MBN 44

4.2K 343 11
                                    

Bel belum juga berdering, namun motor Dikta sudah bertengker manis di depan gerbang SMA Tunggal Jaya. Tujuannya jelas, menemui Celin sang mantan pacar yang waktu itu namanya terucap dari salah satu pengganggu Zoeya.

Sudah 15 menit pria itu menunggu, sengaja membolos jam terakhir sekolahnya hanya untuk datang ke sini tepat waktu. Membolos tidak sama dengan buat onar, kan?

Tak lama, akhirnya bel pulang SMA Tunggal Jaya berdering, membuat satpam sekolah segera membuka gerbang lebar-lebar. Terjadi jeda setelah bel sebelum akhirnya para siswa berhamburan dari dalam gedung sekolah. Ribut mengeluarkan kendaraan mereka masing-masing dari parkiran yang penuh oleh transportasi. Sebagian murid ada yang langsung keluar gerbang, mereka adalah golongan penyuka transportasi umum atau menemui jemputan dari orang yang mereka kenal.

Mata Dikta memperhatikan tiap orang keluar dengan awas. Mesti tak semua bisa ia lihat, namun dia percaya diri Celin akan masuk ke dalam pandangannya. Benar saja, dia sekarang telah menemukan gadis itu. Gadis yang sekarang menatap shock pada dirinya.
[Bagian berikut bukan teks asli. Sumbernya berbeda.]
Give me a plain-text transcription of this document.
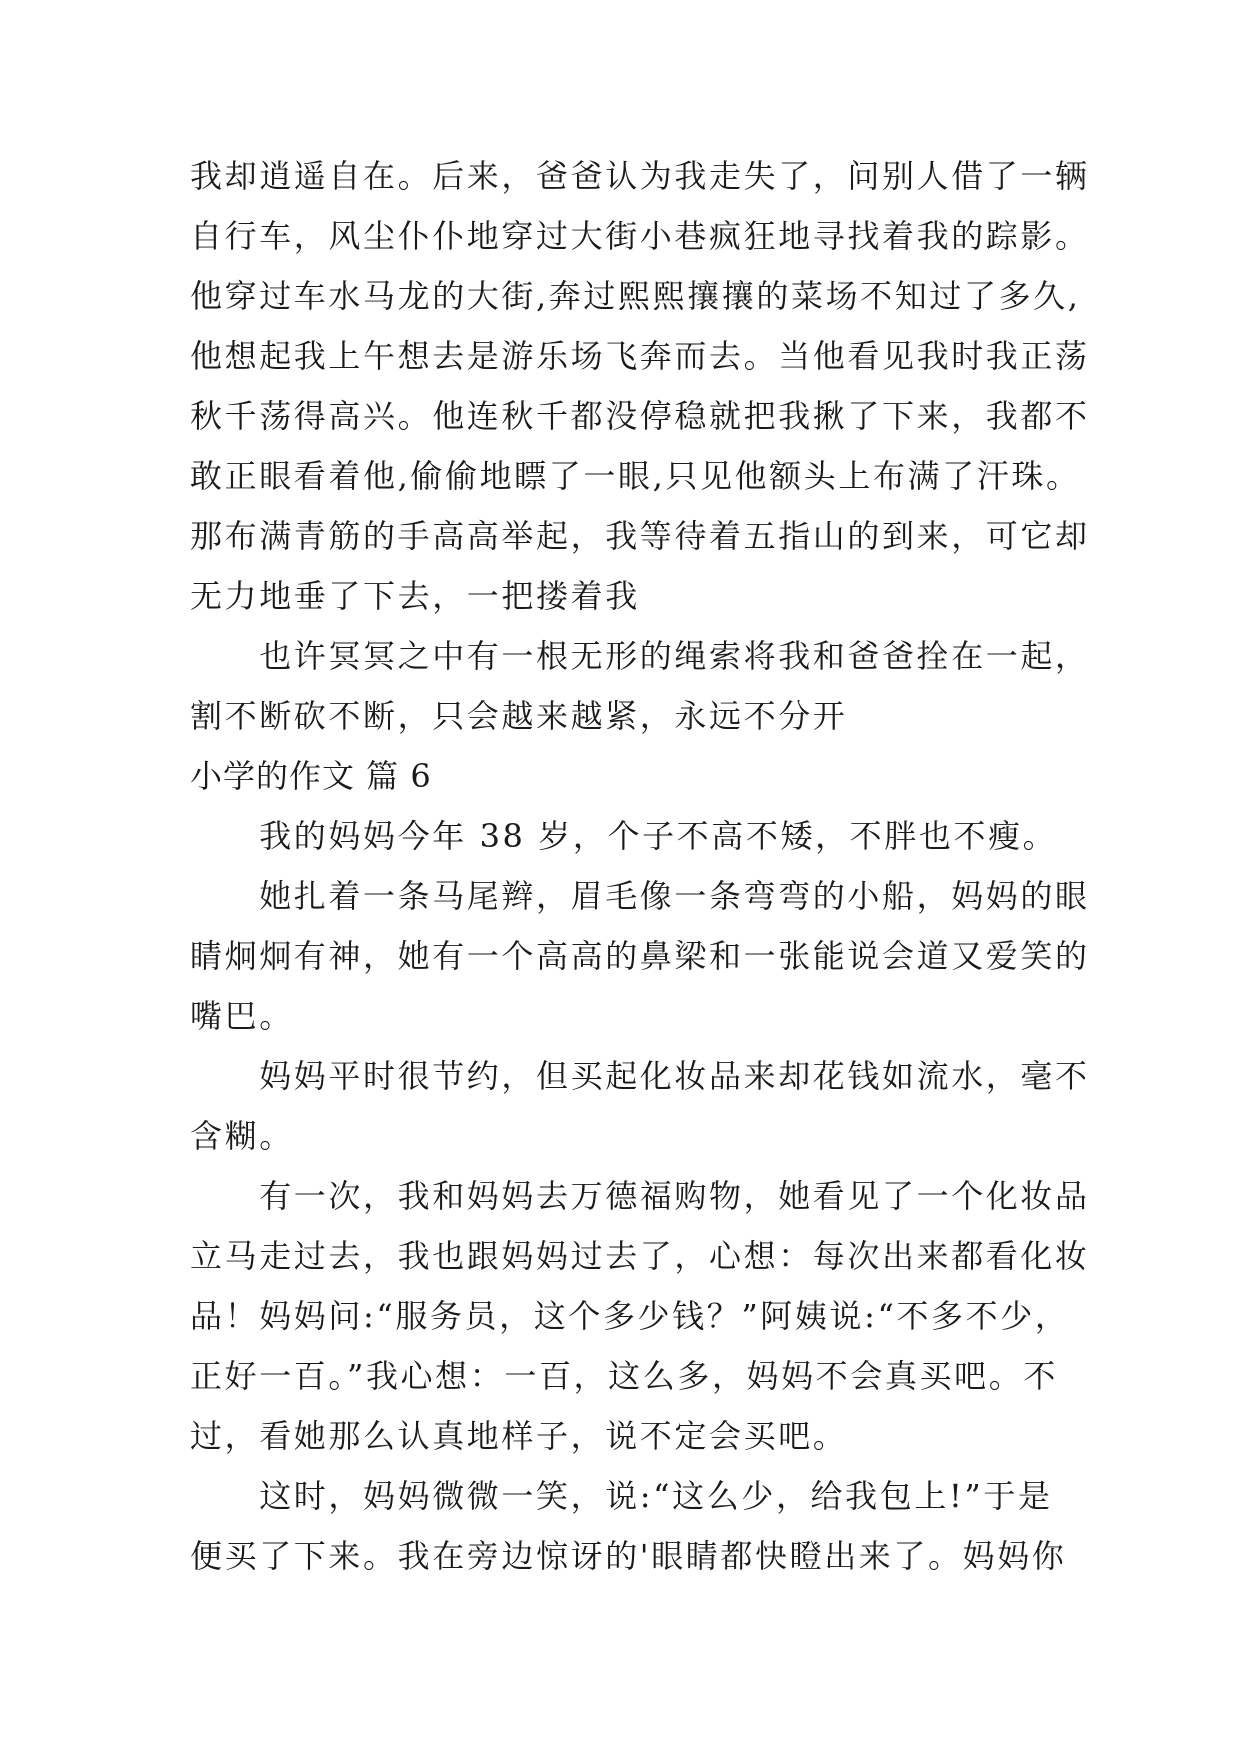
我却逍遥自在。后来，爸爸认为我走失了，问别人借了一辆
自行车，风尘仆仆地穿过大街小巷疯狂地寻找着我的踪影。
他穿过车水马龙的大街,奔过熙熙攘攘的菜场不知过了多久,
他想起我上午想去是游乐场飞奔而去。当他看见我时我正荡
秋千荡得高兴。他连秋千都没停稳就把我揪了下来，我都不
敢正眼看着他,偷偷地瞟了一眼,只见他额头上布满了汗珠。
那布满青筋的手高高举起，我等待着五指山的到来，可它却
无力地垂了下去，一把搂着我
　　也许冥冥之中有一根无形的绳索将我和爸爸拴在一起，
割不断砍不断，只会越来越紧，永远不分开
小学的作文 篇 6
　　我的妈妈今年 38 岁，个子不高不矮，不胖也不瘦。
　　她扎着一条马尾辫，眉毛像一条弯弯的小船，妈妈的眼
睛炯炯有神，她有一个高高的鼻梁和一张能说会道又爱笑的
嘴巴。
　　妈妈平时很节约，但买起化妆品来却花钱如流水，毫不
含糊。
　　有一次，我和妈妈去万德福购物，她看见了一个化妆品
立马走过去，我也跟妈妈过去了，心想：每次出来都看化妆
品！妈妈问:“服务员，这个多少钱？”阿姨说:“不多不少，
正好一百。”我心想：一百，这么多，妈妈不会真买吧。不
过，看她那么认真地样子，说不定会买吧。
　　这时，妈妈微微一笑，说:“这么少，给我包上!”于是
便买了下来。我在旁边惊讶的'眼睛都快瞪出来了。妈妈你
Meski dengan langkah yang tampak ragu, Celin menghampiri Dikta. Menghentikan langkahnya tepat di samping motor mahal pria itu.

"Leon," panggilnya pelan.

"Naik lo!" perintah Dikta dengan nada tak bersahabat dan wajah datarnya.

Meski begitu, senyum Celin mengembang, dia mengira kalau Dikta memang masih mencintainya. Dan pria itu tak bisa melepaskannya.

Dengan semangat, Celin menaiki motor Dikta, memeluk lelaki itu erat tanpa takut kalau Dikta akan menolak. Dikta risih? Oh, tentu saja, dia sekarang bahkan jijik dengan gadis di belakangnya.

"Lepasin tangan kotor lo itu dari gue!" desis Dikta tajam. Suara penuh tekanan kemarahan itu, membuat Celin perlahan menurutinya. Melepaskan tangannya yang melingkar di pinggang Dikta.

Senyum gadis itu yang semula lebar, perlahan lenyap, apalagi saat Dikta tiba-tiba melajukan motornya dengan kecepatan luar biasa. Ia tahu apa artinya ini. Dikta sedang marah. Seumur-umur dibonceng Dikta, baru kali ini dia mendapati lelaki itu mengebut bersamanya.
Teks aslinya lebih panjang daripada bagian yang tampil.